Vor kurzem haben wir in der Vorlesung die verfassungsrechtlichen Voraussetzungen für staatliche Unternehmen behandelt. In diesem Zusammenhang hat mich ein Student darauf aufmerksam gemacht, dass ein staatliches Unternehmen auch dazu eingesetzt werden könnte, andere private Marktteilnehmer zu disziplinieren. Konkret hat er auf die Idee eines HSGlers hingewiesen, dass der Kanton Baselland eine kantonale Krankenkasse gründen könnte, die Gegendruck auf den Prämienanstieg ausüben würde (Die BaZ hat darüber berichtet).
Man kann sich heute darüber streiten, ob die verfassungsrechtlichen Voraussetzungen für den Einstieg des Kantons in den Krankenversicherungsmarkt gegeben sind (gesetzliche Grundlage, öffentliches Interesse, Verhältnismässigkeit nach Art. 5 BV). Das Bundesgericht hat kürzlich im Fall Glarnersach diese Voraussetzungen derart gelockert, dass der unternehmerischen Tätigkeit durch den Staat rechtlich kaum noch Grenzen gesetzt sind (siehe dazu zB meine Urteilsbesprechung).
Die Idee, dass staatliche Unternehmen als "Vorbild" für andere private Unternehmen im Markt dienen können, ist nicht neu (es ist eine Art "Yardstick-Competition"). So habe ich für den Postmarkt schon die Meinung vertreten, dass ein staatliches Unternehmen im Markt als ERSATZ für eine Postmarktregulierung dienen könnte (siehe hier in Deutsch und Englisch). Für den Bereich der Krankenversicherung gibt es dagegen keinerlei Hinweis, dass eine kantonale Krankenkasse positive Effekte auf den Prämienanstieg haben könnte. Dies aus folgenden Gründen:
- Die Krankenversicherung ist bereits ein komplex reguliertes System. Eine kantonale Krankenkasse würde keine neuen unternehmerischen Spielräume für die privaten Krankenkassen schaffen, sondern zusätzliche Komplexität in dieses System bringen.
- Der Kanton hat schon vielfältige Spielräume zur Beeinflussung der Krankenkassenprämien. Der Kanton ist Eigentümer der meisten Spitäler und agiert gleichzeitig als Preisregulator (zB Art. 47 KVG).
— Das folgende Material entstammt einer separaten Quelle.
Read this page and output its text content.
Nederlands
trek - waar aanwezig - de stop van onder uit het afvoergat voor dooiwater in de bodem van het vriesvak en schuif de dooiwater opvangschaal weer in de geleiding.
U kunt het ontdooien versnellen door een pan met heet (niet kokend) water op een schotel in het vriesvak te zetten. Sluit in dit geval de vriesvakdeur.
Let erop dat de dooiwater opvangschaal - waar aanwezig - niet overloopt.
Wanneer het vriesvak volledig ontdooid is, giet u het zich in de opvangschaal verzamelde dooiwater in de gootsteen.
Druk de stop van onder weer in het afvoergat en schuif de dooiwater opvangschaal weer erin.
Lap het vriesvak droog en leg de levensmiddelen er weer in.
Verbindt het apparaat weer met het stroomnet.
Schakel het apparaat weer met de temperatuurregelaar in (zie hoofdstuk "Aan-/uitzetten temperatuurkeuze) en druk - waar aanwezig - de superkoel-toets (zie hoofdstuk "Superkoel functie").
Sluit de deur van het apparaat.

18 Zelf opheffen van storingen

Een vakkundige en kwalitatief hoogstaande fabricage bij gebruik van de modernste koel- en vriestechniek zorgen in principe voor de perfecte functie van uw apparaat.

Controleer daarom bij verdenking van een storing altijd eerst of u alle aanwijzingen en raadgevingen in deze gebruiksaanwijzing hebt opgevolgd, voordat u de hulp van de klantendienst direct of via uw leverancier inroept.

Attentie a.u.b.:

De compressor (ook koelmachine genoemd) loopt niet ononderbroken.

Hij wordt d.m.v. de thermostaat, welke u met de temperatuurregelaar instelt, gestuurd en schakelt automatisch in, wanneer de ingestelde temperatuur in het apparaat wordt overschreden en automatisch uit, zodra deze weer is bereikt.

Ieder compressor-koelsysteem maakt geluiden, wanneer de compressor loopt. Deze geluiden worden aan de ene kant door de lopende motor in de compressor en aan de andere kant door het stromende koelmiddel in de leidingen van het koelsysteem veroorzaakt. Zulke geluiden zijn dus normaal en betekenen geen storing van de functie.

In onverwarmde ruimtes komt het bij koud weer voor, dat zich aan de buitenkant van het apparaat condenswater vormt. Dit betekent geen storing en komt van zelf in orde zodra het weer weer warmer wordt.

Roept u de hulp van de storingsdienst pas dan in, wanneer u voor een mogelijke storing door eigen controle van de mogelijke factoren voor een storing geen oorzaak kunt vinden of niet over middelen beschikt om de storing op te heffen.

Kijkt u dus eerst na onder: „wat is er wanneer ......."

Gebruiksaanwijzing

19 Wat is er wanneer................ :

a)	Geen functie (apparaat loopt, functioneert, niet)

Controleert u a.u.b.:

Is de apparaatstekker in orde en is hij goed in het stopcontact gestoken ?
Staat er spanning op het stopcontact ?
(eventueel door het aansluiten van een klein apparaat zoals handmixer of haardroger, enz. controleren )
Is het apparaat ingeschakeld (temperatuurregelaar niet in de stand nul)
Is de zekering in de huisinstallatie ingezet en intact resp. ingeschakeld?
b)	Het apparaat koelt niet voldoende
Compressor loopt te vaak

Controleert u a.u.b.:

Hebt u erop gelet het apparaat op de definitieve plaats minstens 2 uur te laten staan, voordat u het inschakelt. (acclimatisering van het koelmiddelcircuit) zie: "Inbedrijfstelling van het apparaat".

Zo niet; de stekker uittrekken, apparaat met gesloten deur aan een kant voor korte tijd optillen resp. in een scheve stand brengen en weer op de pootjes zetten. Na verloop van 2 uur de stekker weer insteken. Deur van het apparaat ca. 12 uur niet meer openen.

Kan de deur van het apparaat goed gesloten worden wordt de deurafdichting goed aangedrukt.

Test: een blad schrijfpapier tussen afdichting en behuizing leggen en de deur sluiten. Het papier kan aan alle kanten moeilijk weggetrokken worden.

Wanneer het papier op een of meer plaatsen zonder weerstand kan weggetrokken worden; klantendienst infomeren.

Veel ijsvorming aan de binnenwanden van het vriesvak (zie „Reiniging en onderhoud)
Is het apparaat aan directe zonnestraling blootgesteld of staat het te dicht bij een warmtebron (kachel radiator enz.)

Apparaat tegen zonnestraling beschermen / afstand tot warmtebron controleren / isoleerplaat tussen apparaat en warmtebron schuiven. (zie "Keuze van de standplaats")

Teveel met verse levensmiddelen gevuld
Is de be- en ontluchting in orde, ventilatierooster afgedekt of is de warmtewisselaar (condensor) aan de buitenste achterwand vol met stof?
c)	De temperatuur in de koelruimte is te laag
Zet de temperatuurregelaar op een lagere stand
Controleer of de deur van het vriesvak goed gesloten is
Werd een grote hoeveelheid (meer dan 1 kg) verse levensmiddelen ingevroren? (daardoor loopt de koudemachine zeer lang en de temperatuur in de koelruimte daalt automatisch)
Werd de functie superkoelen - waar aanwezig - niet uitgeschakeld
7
Es ist prima vista nicht ersichtlich, wieso sich der Kanton als zusätzlicher Eigentümer einer Krankenkasse nun plötzlich anders verhalten würde.
- Setzt die kantonale Krankenkasse ihre Prämien nach politischen Gesichtspunkten fest, so verliert sie an Effizienz und Wettbewerbsfähigkeit. Setzt sie ihre Prämien nach unternehmerischen Gesichtspunkten fest, so verhält sie sich gleich wie die Privaten und verliert ihre Rechtfertigung.
- Soll die kantonale Krankenkasse tatsächlich Prämiendruck ausüben, müsste sie über Marktmacht verfügen. Dies kann sie aber nur erreichen, wenn ihr der Kanton in unzulässiger Weise Wettbewerbsvorteile einräumt. So sind ein "Wissenstransfer aus der Gesundheitsdirektion" angedacht und eine zinsgünstige "Finanzierung vom Staat". Ersteres ist ein unauflösbarer Interessenkonflikt. Letzteres ist nichts anderes als eine Quersubventionierung von Risiken durch den kantonalen Steuerzahler.
Zusammenfassend: Es wäre angebracht, wenn sich die Gesetzgeber (im Bund und in den Kantonen) dazu hinreissen könnten, die bestehende Regulierung und die bestehenden Instrumente zum Tragen zu bringen statt weitere ungewisse Regulierungsexperimente und Einbrüche in die privatwirtschaftliche Ordnung zu erwägen. Ein regulatorischer Handlungsbedarf im Bereich der Krankenversicherung ist durchaus ausgewiesen.